Events-Collection

"Academic Freedom in the United States"
Apr 18, 2023 from 04:15 PM to 05:45 PM

Academic freedom is an essential precondition for higher education and, more generally, for democracy. Central to the American understanding of academic freedom is the concept of “extramural utterance,” that is, professorial speech that occurs in the public sphere, which next to research, teaching, and participation in institutional governance counts as a co-equal element of academic freedom. Dr. Tiede’s lecture engages American conceptions of academic freedom, important historical academic freedom cases, and social science research on academic freedom. Central for his interrogation is how academic freedom has been understood in American culture and what role universities play in current culture wars. Hans-Jörg Tiede is Director of Research at the American Association of University Professors.

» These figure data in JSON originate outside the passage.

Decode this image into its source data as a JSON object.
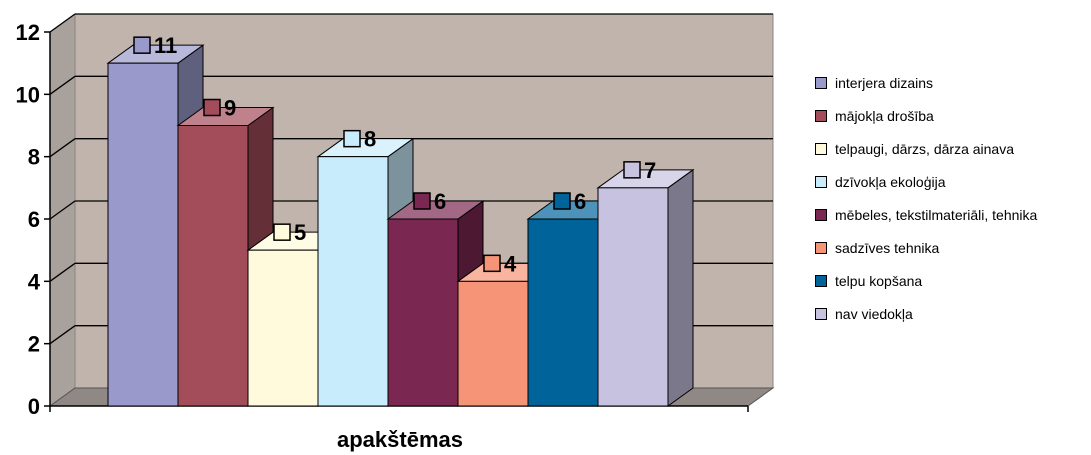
{
  "chart_data": {
    "type": "bar",
    "categories": [
      "apakštēmas"
    ],
    "series": [
      {
        "name": "interjera dizains",
        "values": [
          11
        ],
        "color": "#9999cc"
      },
      {
        "name": "mājokļa drošība",
        "values": [
          9
        ],
        "color": "#a34c5a"
      },
      {
        "name": "telpaugi, dārzs, dārza ainava",
        "values": [
          5
        ],
        "color": "#fffadb"
      },
      {
        "name": "dzīvokļa ekoloģija",
        "values": [
          8
        ],
        "color": "#c8ecfb"
      },
      {
        "name": "mēbeles, tekstilmateriāli, tehnika",
        "values": [
          6
        ],
        "color": "#7a2751"
      },
      {
        "name": "sadzīves tehnika",
        "values": [
          4
        ],
        "color": "#f69477"
      },
      {
        "name": "telpu kopšana",
        "values": [
          6
        ],
        "color": "#006399"
      },
      {
        "name": "nav viedokļa",
        "values": [
          7
        ],
        "color": "#c7c2e0"
      }
    ],
    "yticks": [
      "0",
      "2",
      "4",
      "6",
      "8",
      "10",
      "12"
    ],
    "ylim": [
      0,
      12
    ],
    "grid": true,
    "legend": "right",
    "wall_color": "#c0b4ac"
  }
}
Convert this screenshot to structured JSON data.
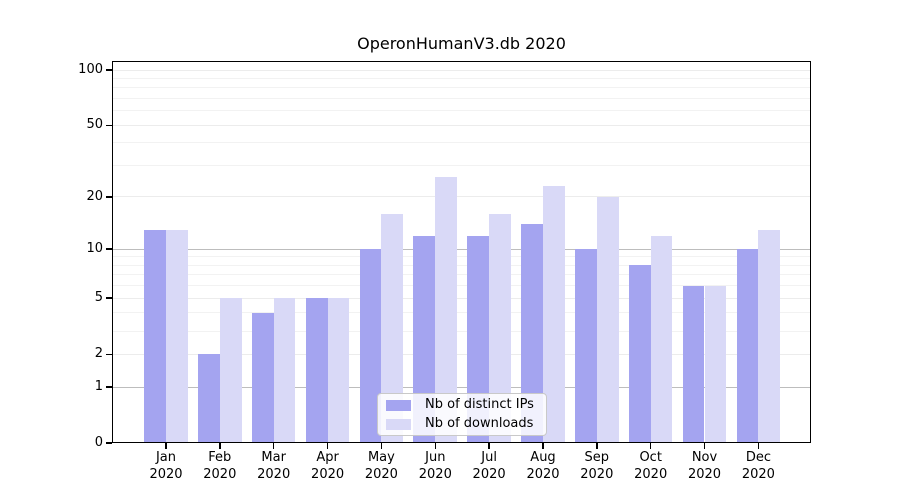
{
  "chart_data": {
    "type": "bar",
    "title": "OperonHumanV3.db 2020",
    "y_scale": "log-like (position proportional to log10(1+y))",
    "categories": [
      "Jan",
      "Feb",
      "Mar",
      "Apr",
      "May",
      "Jun",
      "Jul",
      "Aug",
      "Sep",
      "Oct",
      "Nov",
      "Dec"
    ],
    "x_tick_year": "2020",
    "series": [
      {
        "name": "Nb of distinct IPs",
        "color": "#a4a4f0",
        "values": [
          13,
          2,
          4,
          5,
          10,
          12,
          12,
          14,
          10,
          8,
          6,
          10
        ]
      },
      {
        "name": "Nb of downloads",
        "color": "#d9d9f7",
        "values": [
          13,
          5,
          5,
          5,
          16,
          26,
          16,
          23,
          20,
          12,
          6,
          13
        ]
      }
    ],
    "ylim": [
      0,
      100
    ],
    "yticks": [
      0,
      1,
      2,
      5,
      10,
      20,
      50,
      100
    ],
    "minor_gridlines": [
      3,
      4,
      6,
      7,
      8,
      9,
      30,
      40,
      60,
      70,
      80,
      90
    ],
    "emphasized_gridlines": [
      1,
      10
    ],
    "grid": true,
    "legend_position": "bottom-center",
    "colors": {
      "grid_major_dark": "#bdbdbd",
      "grid_light": "#ececec",
      "grid_minor": "#f2f2f2",
      "axis": "#000000",
      "background": "#ffffff"
    }
  }
}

"The West is Everywhere: The Western as a Transcultural Genre"
May 16, 2023 from 06:15 PM to 07:45 PM

The Western is the quintessential American genre the Hollywood movie industry thrived on. Its special aesthetics, narratives, and cinematic conventions forged a particular sense of national identity. However, in a global film market, movement and mobility took place not only on screen; ideas, topics, and artists also moved on. No longer tied to the American frontier, the neo-western has developed into an exciting transcultural cinematic mode. The lecture interrogates how the genre negotiates cultural difference and local context in several parts of the – not just Western – world. Dr. Elfi Bettinger is an independent scholar, living in Berlin.

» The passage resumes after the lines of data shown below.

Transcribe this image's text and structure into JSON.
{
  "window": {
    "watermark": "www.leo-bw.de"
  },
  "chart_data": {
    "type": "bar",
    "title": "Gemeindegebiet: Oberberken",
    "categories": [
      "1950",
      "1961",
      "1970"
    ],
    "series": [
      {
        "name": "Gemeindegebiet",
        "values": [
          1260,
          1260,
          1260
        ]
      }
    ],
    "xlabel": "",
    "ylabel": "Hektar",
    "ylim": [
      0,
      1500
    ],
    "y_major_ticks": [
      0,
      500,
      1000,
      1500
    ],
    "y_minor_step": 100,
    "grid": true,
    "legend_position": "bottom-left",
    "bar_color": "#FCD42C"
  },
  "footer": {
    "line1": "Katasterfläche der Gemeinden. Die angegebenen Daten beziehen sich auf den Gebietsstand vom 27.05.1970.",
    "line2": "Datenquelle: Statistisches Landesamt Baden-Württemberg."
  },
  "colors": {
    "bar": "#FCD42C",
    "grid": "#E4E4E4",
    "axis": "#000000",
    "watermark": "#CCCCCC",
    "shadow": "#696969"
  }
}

"The Original Flapper is a Copy"
May 23, 2023 from 06:15 PM to 07:45 PM

The lecture interrogates the modernist aesthetics of multiplication in its particular impact on ideas and fantasies of gender. Looking at chorus girls as the emblematic figures of multiplication in the 1910s and 1920s, Prof. Mayer challenges the reading of these figures as reified „mass ornaments“ and shows how the chorus brought forth the flapper. Ruth Mayer holds the chair of American Studies at Leibniz University in Hannover, Germany.